Just opened in the former Tile Works space after almost a year of hosting occasional art shows/catering events to raise money, this 70-seat comida-ry is serving a rotating market stall-inspired menu in a concrete-floored space framed by a raw wood-topped/metal-clad bar and kitchen counter on either side, and art'd with the popular "Catrina"-style skeletons first illustrated in the 19th century by a Mexican artist named Posada, who must've been pretty hip-hip. Jor-ge!! Tortilla-based eats include two types of tacos (the Painted Hills beef/green pepper/onion/bacon/avocado Alambre, and the Cochinita Pibil w/ Carlton Farms pork, Cara Cara orange & habanero), plus enchiladas like the Pollo braised in guajillo/pasilla peppers with sesame seeds, so expect they'll tell you how to get, how to get way more than two sesame seeds.
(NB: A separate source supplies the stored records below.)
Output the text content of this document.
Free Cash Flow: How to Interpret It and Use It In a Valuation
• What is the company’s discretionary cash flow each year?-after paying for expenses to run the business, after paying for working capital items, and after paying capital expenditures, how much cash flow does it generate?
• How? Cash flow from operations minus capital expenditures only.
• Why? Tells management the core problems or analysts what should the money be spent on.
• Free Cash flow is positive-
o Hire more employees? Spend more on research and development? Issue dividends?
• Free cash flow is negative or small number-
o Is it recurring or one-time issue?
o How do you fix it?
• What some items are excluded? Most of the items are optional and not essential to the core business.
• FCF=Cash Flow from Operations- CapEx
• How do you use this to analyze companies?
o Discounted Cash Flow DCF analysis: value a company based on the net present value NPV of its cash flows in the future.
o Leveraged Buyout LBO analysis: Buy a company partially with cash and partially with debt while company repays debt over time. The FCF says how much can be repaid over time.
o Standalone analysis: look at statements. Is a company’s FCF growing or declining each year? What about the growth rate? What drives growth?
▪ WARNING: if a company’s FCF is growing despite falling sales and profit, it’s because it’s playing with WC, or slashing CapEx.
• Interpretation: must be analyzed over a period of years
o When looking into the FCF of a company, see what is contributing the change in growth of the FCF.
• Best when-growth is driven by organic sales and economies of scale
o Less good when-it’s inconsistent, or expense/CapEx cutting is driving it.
Other traditional eats mean Pozole soup w/ a side of shredded cabbage, sliced radishes & corn chips, and Chipotle & Chile de Arbol-sauced pork/beef meatballs that appear on the menu in the Spanish --
"El mejor película de Bill Murray" Albondigas.
Helping make jokes about 33yr-old Bill Murray films even funnier is a full range of booze, including specialty 'tails (the el Jimador tequila Fresca w/ muddled cilantro, serrano chili & pineapple), brews from Georgetown, and a handful of wines -- though hopefully no 2006 vintages from the south of France, as most aren't even worth Crowe-ing about.